When it comes to children, make sure to negotiate that the children will receive a Platinum or Gold level health plan. The cost difference between Silver and Platinum is sometimes only $50. Often children who are going through a divorce will need often the support of a psychologist and therapist to help them through the transition. Having your children on a good health plan will eliminate the stress for all parties involved, as their medical needs will be well taken care of.
The next aspect to review is your personal life insurance needs:
If you have life insurance in place, make sure to review the beneficiary and make the necessary changes. Many divorcees have no life insurance in place, and an affordable term insurance can give your new family situation peace of mind.
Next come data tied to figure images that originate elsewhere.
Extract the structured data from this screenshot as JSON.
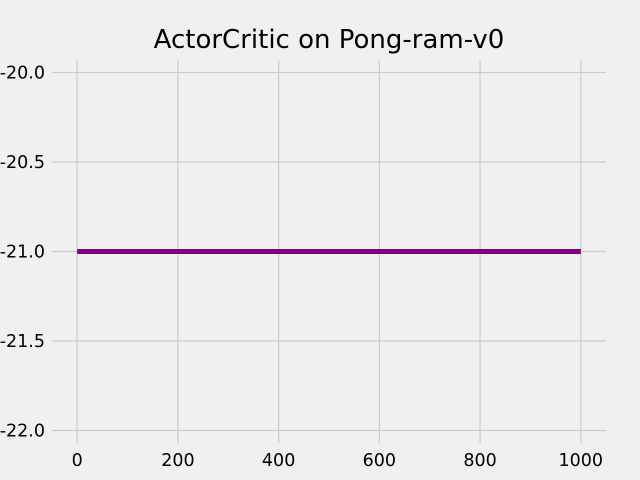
{
  "chart_data": {
    "type": "line",
    "title": "ActorCritic on Pong-ram-v0",
    "xlabel": "",
    "ylabel": "",
    "xlim": [
      -50,
      1050
    ],
    "ylim": [
      -22.07,
      -19.93
    ],
    "xticks": [
      0,
      200,
      400,
      600,
      800,
      1000
    ],
    "xtick_labels": [
      "0",
      "200",
      "400",
      "600",
      "800",
      "1000"
    ],
    "yticks": [
      -20.0,
      -20.5,
      -21.0,
      -21.5,
      -22.0
    ],
    "ytick_labels": [
      "-20.0",
      "-20.5",
      "-21.0",
      "-21.5",
      "-22.0"
    ],
    "grid": true,
    "background": "#f0f0f0",
    "series": [
      {
        "color": "#800080",
        "x": [
          0,
          1000
        ],
        "y": [
          -21.0,
          -21.0
        ]
      }
    ]
  }
}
When you have children, you want to make sure that they can finish their education and that they are settled, should the unexpected happened. A whole life or universal life insurance are excellent vehicles towards saving for retirement, and possibly provide you with tax free income in your retirement age.
Furthermore, review your Long Term Care insurance – do you have one already in place? If so, inform the company that you are getting divorced. If you don’t have Long Term Care Insurance and are in your Mid 50’s, you might want to consider obtaining a basic plan, as your partner you counted on is not there anymore , and most likely you do not want to be a burden on your children. Especially for females, the cost of Long Term Care is higher than the one for males. Making a point to obtain Long Term Care when you are healthy is the best option, as the underwriting process is difficult. During a divorce many parties take antidepressants – something which will be seen as negative in the underwriting process for life and long term care insurance.
Another critical aspect is to review your will . Make sure you change the beneficiary and make sure that you have a trustee elected in case your children are underage.